Counselling and communications skills were identified as key areas requiring further development through post-graduation training, consistent with research by Whisenant et al. [42] who found that 79.3% of surveyed dietitians who work with patients with EDs, report a desire for further training in counselling theory and techniques. Online learning modules represent a cost-effective method of enhancing knowledge, skills and confidence for mental health providers including dietitians [43], and this mode of training delivery has been shown to appeal to student and practising dietitians [20]. Previous research has also shown that mental health literacy is enhanced through ED-specific training, which may reduce the stigmatisation and discrimination by any health professionals towards patients with EDs [43, 44].

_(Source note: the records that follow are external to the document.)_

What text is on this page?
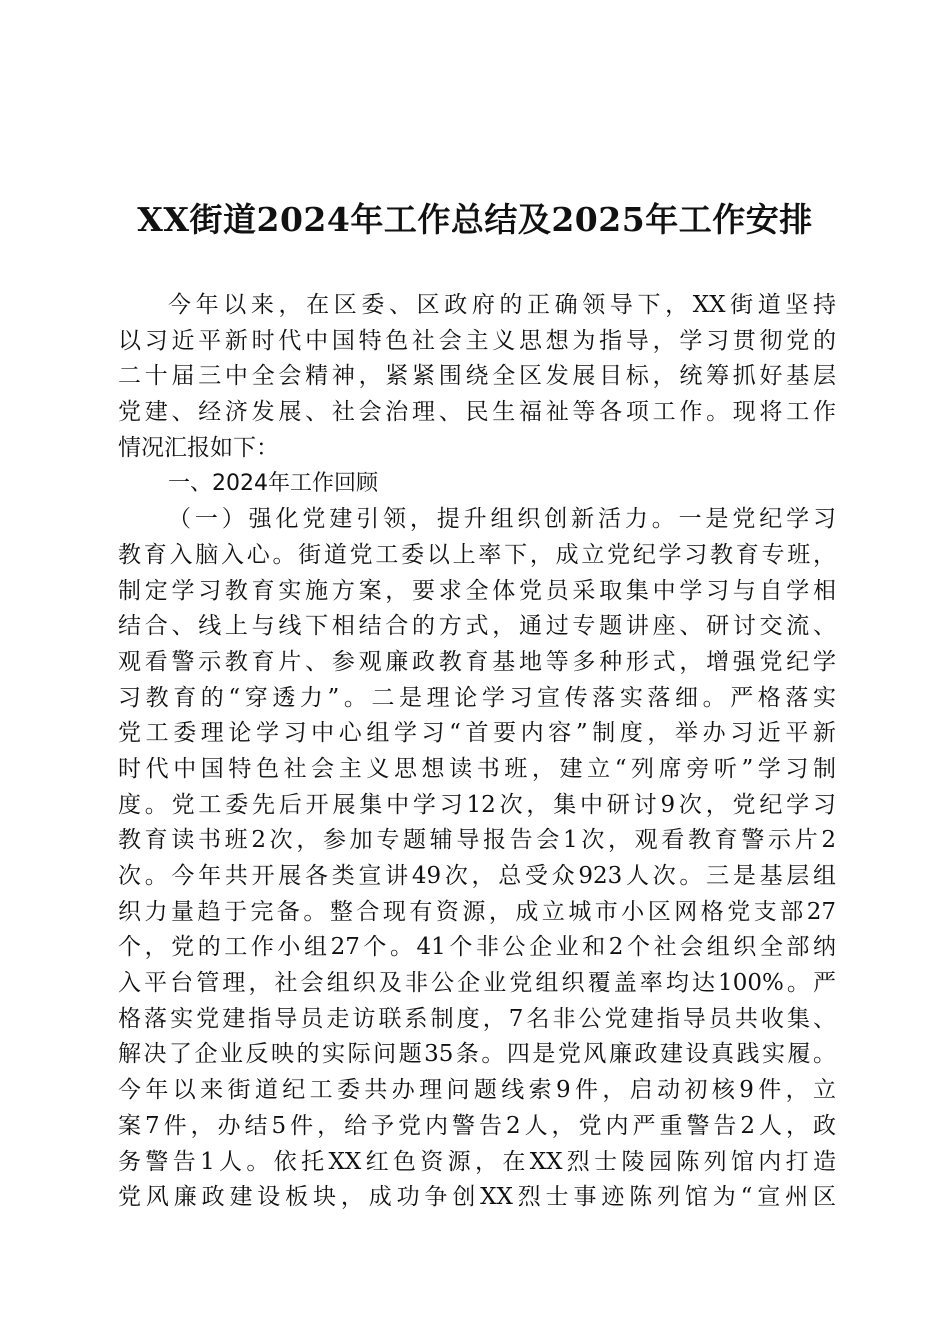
XX街道2024年工作总结及2025年工作安排
今年以来，在区委、区政府的正确领导下，XX街道坚持
以习近平新时代中国特色社会主义思想为指导，学习贯彻党的
二十届三中全会精神，紧紧围绕全区发展目标，统筹抓好基层
党建、经济发展、社会治理、民生福祉等各项工作。现将工作
情况汇报如下：
一、2024年工作回顾
（一）强化党建引领，提升组织创新活力。一是党纪学习
教育入脑入心。街道党工委以上率下，成立党纪学习教育专班，
制定学习教育实施方案，要求全体党员采取集中学习与自学相
结合、线上与线下相结合的方式，通过专题讲座、研讨交流、
观看警示教育片、参观廉政教育基地等多种形式，增强党纪学
习教育的“穿透力”。二是理论学习宣传落实落细。严格落实
党工委理论学习中心组学习“首要内容”制度，举办习近平新
时代中国特色社会主义思想读书班，建立“列席旁听”学习制
度。党工委先后开展集中学习12次，集中研讨9次，党纪学习
教育读书班2次，参加专题辅导报告会1次，观看教育警示片2
次。今年共开展各类宣讲49次，总受众923人次。三是基层组
织力量趋于完备。整合现有资源，成立城市小区网格党支部27
个，党的工作小组27个。41个非公企业和2个社会组织全部纳
入平台管理，社会组织及非公企业党组织覆盖率均达100%。严
格落实党建指导员走访联系制度，7名非公党建指导员共收集、
解决了企业反映的实际问题35条。四是党风廉政建设真践实履。
今年以来街道纪工委共办理问题线索9件，启动初核9件，立
案7件，办结5件，给予党内警告2人，党内严重警告2人，政
务警告1人。依托XX红色资源，在XX烈士陵园陈列馆内打造
党风廉政建设板块，成功争创XX烈士事迹陈列馆为“宣州区
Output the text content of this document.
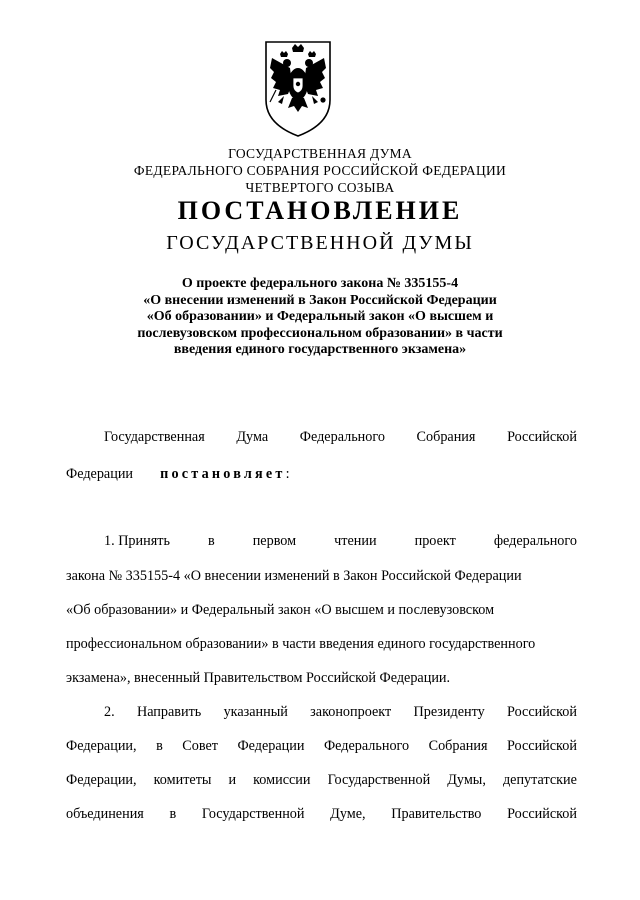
ГОСУДАРСТВЕННАЯ ДУМА
ФЕДЕРАЛЬНОГО СОБРАНИЯ РОССИЙСКОЙ ФЕДЕРАЦИИ
ЧЕТВЕРТОГО СОЗЫВА
ПОСТАНОВЛЕНИЕ
ГОСУДАРСТВЕННОЙ ДУМЫ
О проекте федерального закона № 335155-4
«О внесении изменений в Закон Российской Федерации
«Об образовании» и Федеральный закон «О высшем и
послевузовском профессиональном образовании» в части
введения единого государственного экзамена»
Государственная Дума Федерального Собрания Российской
Федерации постановляет:
1. Принять	в	первом	чтении	проект	федерального
закона № 335155-4 «О внесении изменений в Закон Российской Федерации
«Об образовании» и Федеральный закон «О высшем и послевузовском
профессиональном образовании» в части введения единого государственного
экзамена», внесенный Правительством Российской Федерации.
2. Направить указанный законопроект Президенту Российской
Федерации, в Совет Федерации Федерального Собрания Российской
Федерации, комитеты и комиссии Государственной Думы, депутатские
объединения в Государственной Думе, Правительство Российской
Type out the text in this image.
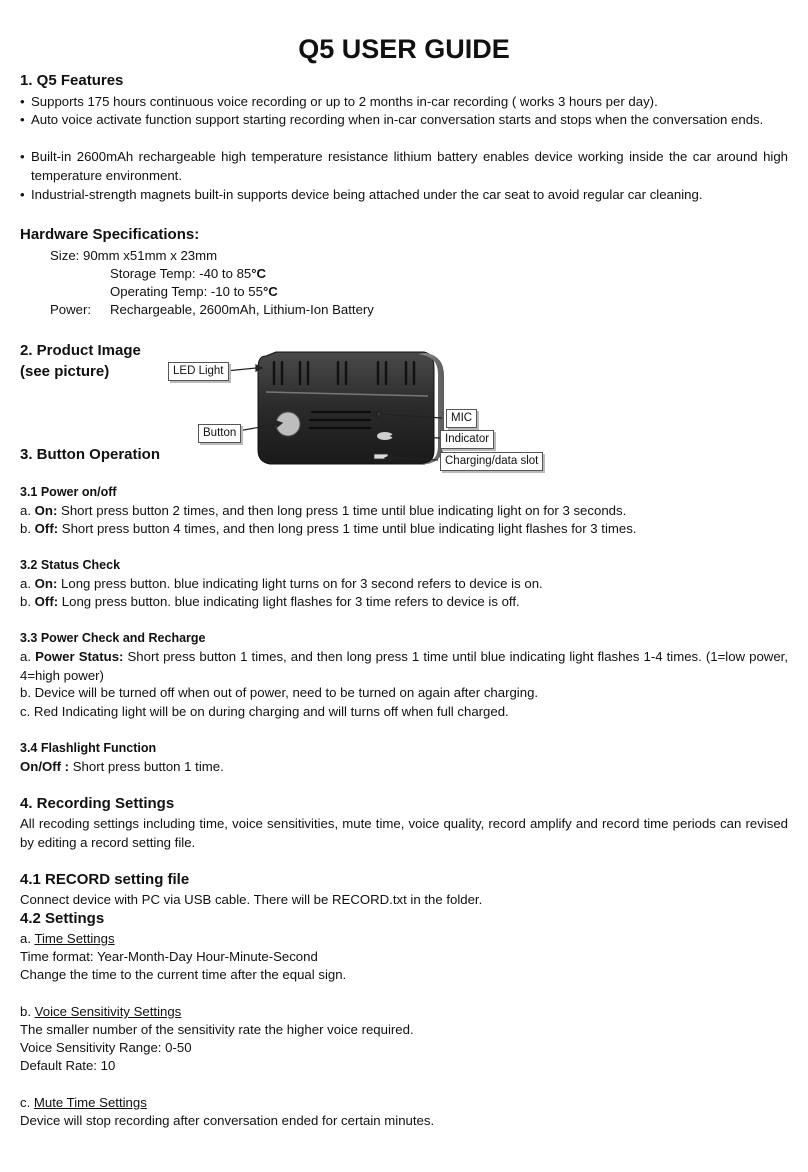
Q5 USER GUIDE
1. Q5 Features

• Supports 175 hours continuous voice recording or up to 2 months in-car recording ( works 3 hours per day).

• Auto voice activate function support starting recording when in-car conversation starts and stops when the conversation ends.

• Built-in 2600mAh rechargeable high temperature resistance lithium battery enables device working inside the car around high temperature environment.

• Industrial-strength magnets built-in supports device being attached under the car seat to avoid regular car cleaning.

Hardware Specifications:

Size: 90mm x51mm x 23mm

Storage Temp: -40 to 85°C

Operating Temp: -10 to 55°C

Power: Rechargeable, 2600mAh, Lithium-Ion Battery

2. Product Image
(see picture)	LED Light
Button
MIC
Indicator
Charging/data slot
3. Button Operation
3.1 Power on/off

a. On: Short press button 2 times, and then long press 1 time until blue indicating light on for 3 seconds.

b. Off: Short press button 4 times, and then long press 1 time until blue indicating light flashes for 3 times.

3.2 Status Check

a. On: Long press button. blue indicating light turns on for 3 second refers to device is on.

b. Off: Long press button. blue indicating light flashes for 3 time refers to device is off.

3.3 Power Check and Recharge

a. Power Status: Short press button 1 times, and then long press 1 time until blue indicating light flashes 1-4 times. (1=low power, 4=high power)

b. Device will be turned off when out of power, need to be turned on again after charging.

c. Red Indicating light will be on during charging and will turns off when full charged.

3.4 Flashlight Function

On/Off : Short press button 1 time.

4. Recording Settings

All recoding settings including time, voice sensitivities, mute time, voice quality, record amplify and record time periods can revised by editing a record setting file.

4.1 RECORD setting file

Connect device with PC via USB cable. There will be RECORD.txt in the folder.

4.2 Settings

a. Time Settings

Time format: Year-Month-Day Hour-Minute-Second

Change the time to the current time after the equal sign.

b. Voice Sensitivity Settings

The smaller number of the sensitivity rate the higher voice required.

Voice Sensitivity Range: 0-50

Default Rate: 10

c. Mute Time Settings

Device will stop recording after conversation ended for certain minutes.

Clinical supervision has been shown to improve knowledge and skills, and prevent stress and burnout for clinicians when regularly encountering patients with EDs [22, 45, 46]. After graduation, participants in this study acknowledged the value of clinical supervision for working with patients with EDs, although the majority of hospital-based dietitians preferred an informal or ad-hoc approach to clinical supervision, compared to a more formalised supervision arrangement. However, Kirk et al. [45] have recommended a more formalised clinical supervision arrangement to enable clarification between mentoring, direct line management, and clinical supervision, which was not always clearly differentiated among student dietitians in the current study. Additionally, senior dietitians expressed interdisciplinary supervision as an invaluable tool in expanding skills for treating patients with EDs. However, this was rarely pursued by participants due to financial constraints, despite being acknowledged as a significant resource for professional support and learning [47]. Recommendations to include interdisciplinary supervision as detailed in this study, may enhance the diverse range of skills of dietitians, aid the delineation of roles within the MDT, and acknowledge boundaries between disciplines [22]. Online clinical supervision sessions, provided in a small-group format, may be one opportunity for less expensive clinical supervision opportunities, without any geographical constraints.

Several limitations were encountered during this study, particularly the risk of bias, inherent in purposive sampling through the selected distribution methods, and self-selection bias of participants with greater interest or exposure to patients with EDs. Data saturation may not have been reached due to the sample size. Hence, it is possible that practising dietitians and student dietitians not included in this study may offer differing perspectives to those described. Nevertheless, the strength of this study was the diversity of participants with differing clinical experience levels, employment settings and geographical locations within Australia. Future research exploring the perspectives of course conveners and lecturers of accredited university dietetic programs is recommended to identify further gaps in tertiary education and post-graduate training for dietitians who wish to work clinically after graduation.

Conclusion

In this study, dietitians currently practising in the workplace and final year dietetic students report a reluctance to treat patients with EDs based on ambiguity regarding their role in the broader therapeutic team, and see the need for additional ED-specific training both during and after university to confidently and competently work with patients with EDs. Reducing access barriers to effective training and clinical supervision would assist with enhancing confidence and competence for working in EDs. The broader dissemination of professional development resources such as dietetic position papers and ANZAED practice and training standards may assist in the enhancement of knowledge and skill development. This research has implications for Australian university dietetic programs and workforce development.